11.3 Binary outcome data

Consider an outcome variable \(Y\) with two levels: Y = 1 if event, = 0 if no event.

Let \(p_{i} = P(y_{i}=1)\).

Two goals:

  • Assess the impact selected covariates have on the probability of an outcome occurring.
  • Predict the probability of an event occurring given a certain covariate pattern. This is covered in section 12

Binary data can be modeled using a Logistic Model or a Probit Model.

The logistic model relates the probability of an event based on a linear combination of X’s.

\[ log\left( \frac{p_{i}}{1-p_{i}} \right) = \beta_{0} + \beta_{1}x_{1i} + \beta_{2}x_{2i} + \ldots + \beta_{p}x_{pi} \]

Since the odds are defined as the probability an event occurs divided by the probability it does not occur: \((p/(1-p))\), the function \(log\left(\frac{p_{i}}{1-p_{i}}\right)\) is also known as the log odds, or more commonly called the logit. This is the link function for the logistic regression model.

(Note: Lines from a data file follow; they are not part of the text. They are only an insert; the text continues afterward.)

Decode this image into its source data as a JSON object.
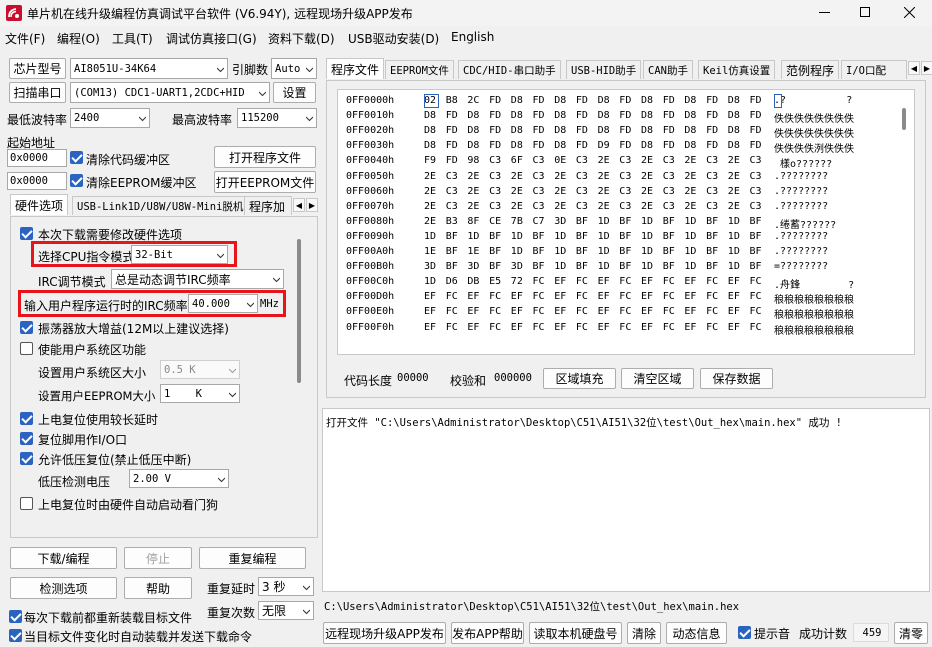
{
  "window": {
    "title": "单片机在线升级编程仿真调试平台软件 (V6.94Y), 远程现场升级APP发布"
  },
  "menu": [
    "文件(F)",
    "编程(O)",
    "工具(T)",
    "调试仿真接口(G)",
    "资料下载(D)",
    "USB驱动安装(D)",
    "English"
  ],
  "left": {
    "chip_label": "芯片型号",
    "chip_value": "AI8051U-34K64",
    "pins_label": "引脚数",
    "pins_value": "Auto",
    "scan_button": "扫描串口",
    "port_value": "(COM13) CDC1-UART1,2CDC+HID",
    "settings_button": "设置",
    "min_baud_label": "最低波特率",
    "min_baud_value": "2400",
    "max_baud_label": "最高波特率",
    "max_baud_value": "115200",
    "start_addr_label": "起始地址",
    "addr1": "0x0000",
    "clear_code_label": "清除代码缓冲区",
    "open_prog_button": "打开程序文件",
    "addr2": "0x0000",
    "clear_eeprom_label": "清除EEPROM缓冲区",
    "open_eeprom_button": "打开EEPROM文件",
    "tabs": [
      "硬件选项",
      "USB-Link1D/U8W/U8W-Mini脱机",
      "程序加"
    ],
    "options": {
      "need_modify": "本次下载需要修改硬件选项",
      "cpu_mode_label": "选择CPU指令模式",
      "cpu_mode_value": "32-Bit",
      "irc_label": "IRC调节模式",
      "irc_value": "总是动态调节IRC频率",
      "freq_label": "输入用户程序运行时的IRC频率",
      "freq_value": "40.000",
      "freq_unit": "MHz",
      "osc_gain": "振荡器放大增益(12M以上建议选择)",
      "user_sys_area": "使能用户系统区功能",
      "sys_size_label": "设置用户系统区大小",
      "sys_size_value": "0.5 K",
      "eeprom_size_label": "设置用户EEPROM大小",
      "eeprom_size_value": "1    K",
      "power_reset_delay": "上电复位使用较长延时",
      "reset_pin_io": "复位脚用作I/O口",
      "low_voltage_reset": "允许低压复位(禁止低压中断)",
      "lv_detect_label": "低压检测电压",
      "lv_detect_value": "2.00 V",
      "watchdog": "上电复位时由硬件自动启动看门狗"
    },
    "download_button": "下载/编程",
    "stop_button": "停止",
    "reprogram_button": "重复编程",
    "detect_button": "检测选项",
    "help_button": "帮助",
    "repeat_delay_label": "重复延时",
    "repeat_delay_value": "3 秒",
    "repeat_count_label": "重复次数",
    "repeat_count_value": "无限",
    "reload_before": "每次下载前都重新装载目标文件",
    "auto_send": "当目标文件变化时自动装载并发送下载命令"
  },
  "right": {
    "tabs": [
      "程序文件",
      "EEPROM文件",
      "CDC/HID-串口助手",
      "USB-HID助手",
      "CAN助手",
      "Keil仿真设置",
      "范例程序",
      "I/O口配"
    ],
    "hex_rows": [
      {
        "addr": "0FF0000h",
        "bytes": [
          "02",
          "B8",
          "2C",
          "FD",
          "D8",
          "FD",
          "D8",
          "FD",
          "D8",
          "FD",
          "D8",
          "FD",
          "D8",
          "FD",
          "D8",
          "FD"
        ],
        "ascii": ".?          ?"
      },
      {
        "addr": "0FF0010h",
        "bytes": [
          "D8",
          "FD",
          "D8",
          "FD",
          "D8",
          "FD",
          "D8",
          "FD",
          "D8",
          "FD",
          "D8",
          "FD",
          "D8",
          "FD",
          "D8",
          "FD"
        ],
        "ascii": "佚佚佚佚佚佚佚佚"
      },
      {
        "addr": "0FF0020h",
        "bytes": [
          "D8",
          "FD",
          "D8",
          "FD",
          "D8",
          "FD",
          "D8",
          "FD",
          "D8",
          "FD",
          "D8",
          "FD",
          "D8",
          "FD",
          "D8",
          "FD"
        ],
        "ascii": "佚佚佚佚佚佚佚佚"
      },
      {
        "addr": "0FF0030h",
        "bytes": [
          "D8",
          "FD",
          "D8",
          "FD",
          "D8",
          "FD",
          "D8",
          "FD",
          "D9",
          "FD",
          "D8",
          "FD",
          "D8",
          "FD",
          "D8",
          "FD"
        ],
        "ascii": "佚佚佚佚洌佚佚佚"
      },
      {
        "addr": "0FF0040h",
        "bytes": [
          "F9",
          "FD",
          "98",
          "C3",
          "6F",
          "C3",
          "0E",
          "C3",
          "2E",
          "C3",
          "2E",
          "C3",
          "2E",
          "C3",
          "2E",
          "C3"
        ],
        "ascii": " 樣o??????"
      },
      {
        "addr": "0FF0050h",
        "bytes": [
          "2E",
          "C3",
          "2E",
          "C3",
          "2E",
          "C3",
          "2E",
          "C3",
          "2E",
          "C3",
          "2E",
          "C3",
          "2E",
          "C3",
          "2E",
          "C3"
        ],
        "ascii": ".????????"
      },
      {
        "addr": "0FF0060h",
        "bytes": [
          "2E",
          "C3",
          "2E",
          "C3",
          "2E",
          "C3",
          "2E",
          "C3",
          "2E",
          "C3",
          "2E",
          "C3",
          "2E",
          "C3",
          "2E",
          "C3"
        ],
        "ascii": ".????????"
      },
      {
        "addr": "0FF0070h",
        "bytes": [
          "2E",
          "C3",
          "2E",
          "C3",
          "2E",
          "C3",
          "2E",
          "C3",
          "2E",
          "C3",
          "2E",
          "C3",
          "2E",
          "C3",
          "2E",
          "C3"
        ],
        "ascii": ".????????"
      },
      {
        "addr": "0FF0080h",
        "bytes": [
          "2E",
          "B3",
          "8F",
          "CE",
          "7B",
          "C7",
          "3D",
          "BF",
          "1D",
          "BF",
          "1D",
          "BF",
          "1D",
          "BF",
          "1D",
          "BF"
        ],
        "ascii": ".绻蓄??????"
      },
      {
        "addr": "0FF0090h",
        "bytes": [
          "1D",
          "BF",
          "1D",
          "BF",
          "1D",
          "BF",
          "1D",
          "BF",
          "1D",
          "BF",
          "1D",
          "BF",
          "1D",
          "BF",
          "1D",
          "BF"
        ],
        "ascii": ".????????"
      },
      {
        "addr": "0FF00A0h",
        "bytes": [
          "1E",
          "BF",
          "1E",
          "BF",
          "1D",
          "BF",
          "1D",
          "BF",
          "1D",
          "BF",
          "1D",
          "BF",
          "1D",
          "BF",
          "1D",
          "BF"
        ],
        "ascii": ".????????"
      },
      {
        "addr": "0FF00B0h",
        "bytes": [
          "3D",
          "BF",
          "3D",
          "BF",
          "3D",
          "BF",
          "1D",
          "BF",
          "1D",
          "BF",
          "1D",
          "BF",
          "1D",
          "BF",
          "1D",
          "BF"
        ],
        "ascii": "=????????"
      },
      {
        "addr": "0FF00C0h",
        "bytes": [
          "1D",
          "D6",
          "DB",
          "E5",
          "72",
          "FC",
          "EF",
          "FC",
          "EF",
          "FC",
          "EF",
          "FC",
          "EF",
          "FC",
          "EF",
          "FC"
        ],
        "ascii": ".舟鋒        ?"
      },
      {
        "addr": "0FF00D0h",
        "bytes": [
          "EF",
          "FC",
          "EF",
          "FC",
          "EF",
          "FC",
          "EF",
          "FC",
          "EF",
          "FC",
          "EF",
          "FC",
          "EF",
          "FC",
          "EF",
          "FC"
        ],
        "ascii": "稂稂稂稂稂稂稂稂"
      },
      {
        "addr": "0FF00E0h",
        "bytes": [
          "EF",
          "FC",
          "EF",
          "FC",
          "EF",
          "FC",
          "EF",
          "FC",
          "EF",
          "FC",
          "EF",
          "FC",
          "EF",
          "FC",
          "EF",
          "FC"
        ],
        "ascii": "稂稂稂稂稂稂稂稂"
      },
      {
        "addr": "0FF00F0h",
        "bytes": [
          "EF",
          "FC",
          "EF",
          "FC",
          "EF",
          "FC",
          "EF",
          "FC",
          "EF",
          "FC",
          "EF",
          "FC",
          "EF",
          "FC",
          "EF",
          "FC"
        ],
        "ascii": "稂稂稂稂稂稂稂稂"
      }
    ],
    "code_len_label": "代码长度",
    "code_len_value": "00000",
    "checksum_label": "校验和",
    "checksum_value": "000000",
    "fill_button": "区域填充",
    "clear_area_button": "清空区域",
    "save_button": "保存数据",
    "log_text": "打开文件 \"C:\\Users\\Administrator\\Desktop\\C51\\AI51\\32位\\test\\Out_hex\\main.hex\" 成功 !",
    "path_text": "C:\\Users\\Administrator\\Desktop\\C51\\AI51\\32位\\test\\Out_hex\\main.hex",
    "remote_button": "远程现场升级APP发布",
    "publish_help_button": "发布APP帮助",
    "read_disk_button": "读取本机硬盘号",
    "clear_button": "清除",
    "dynamic_info_button": "动态信息",
    "beep_label": "提示音",
    "success_label": "成功计数",
    "success_value": "459",
    "reset_count_button": "清零"
  },
  "colors": {
    "highlight": "#e8141c",
    "check": "#2a64c0"
  }
}
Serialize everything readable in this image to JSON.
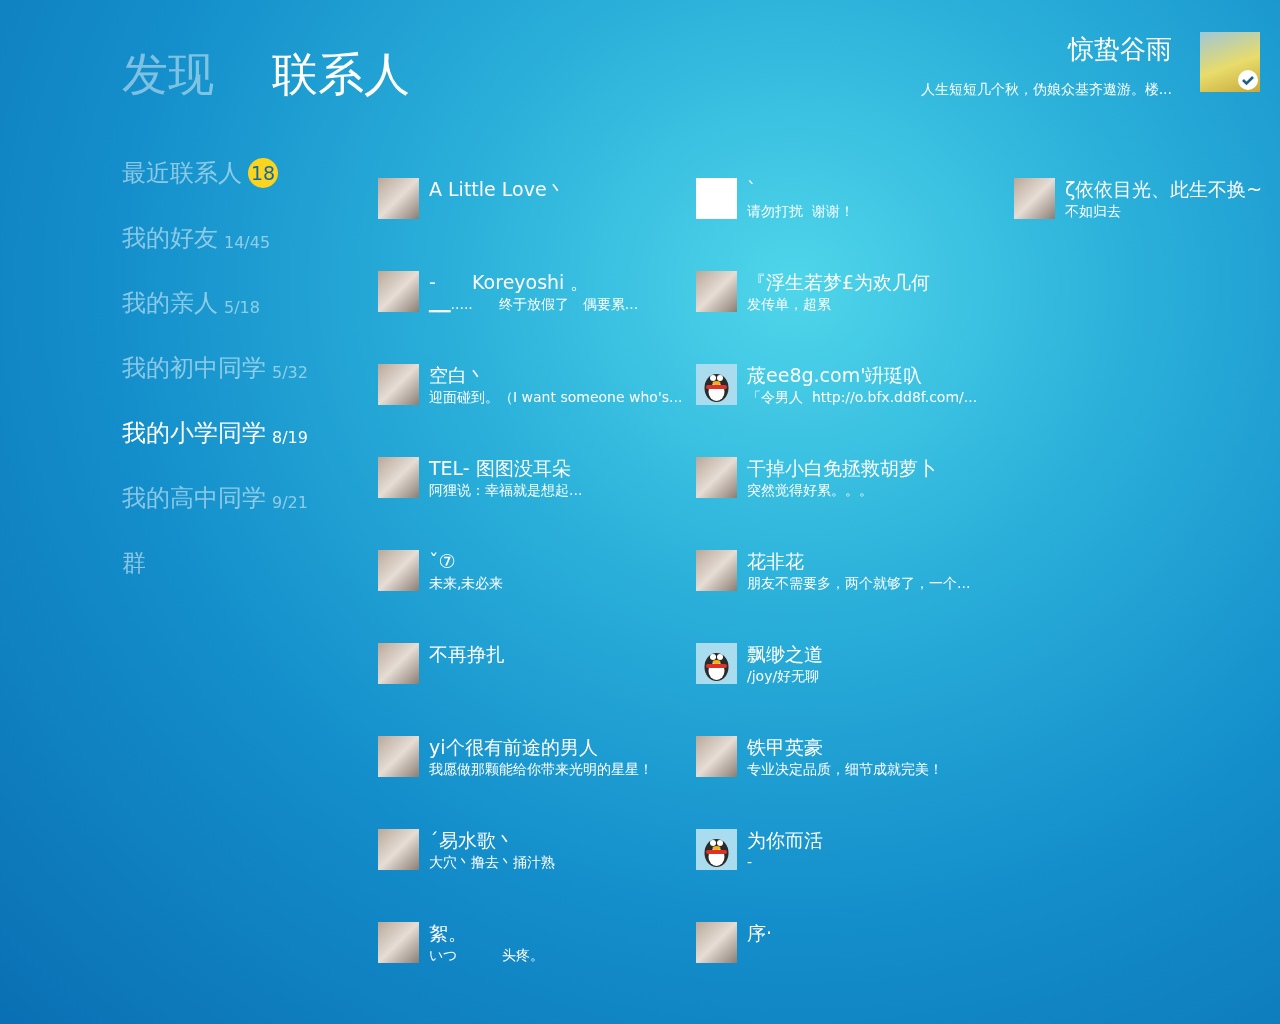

This in essence takes a binary outcome 0/1 variable, turns it into a continuous probability (which only has a range from 0 to 1) Then the logit(p) has a continuous distribution ranging from \(-\infty\) to \(\infty\), which is the same form as a Multiple Linear Regression (continuous outcome modeled on a set of covariates)

The probit function uses the inverse CDF for the normal distribution as the link function. The effect of the transformation is very similar. For social science interpretation of the coefficients, we tend to choose the logit transformation and conduct a Logistic Regression. For classification purposes, often researchers will test out both transformations to see which one gives the best predictions.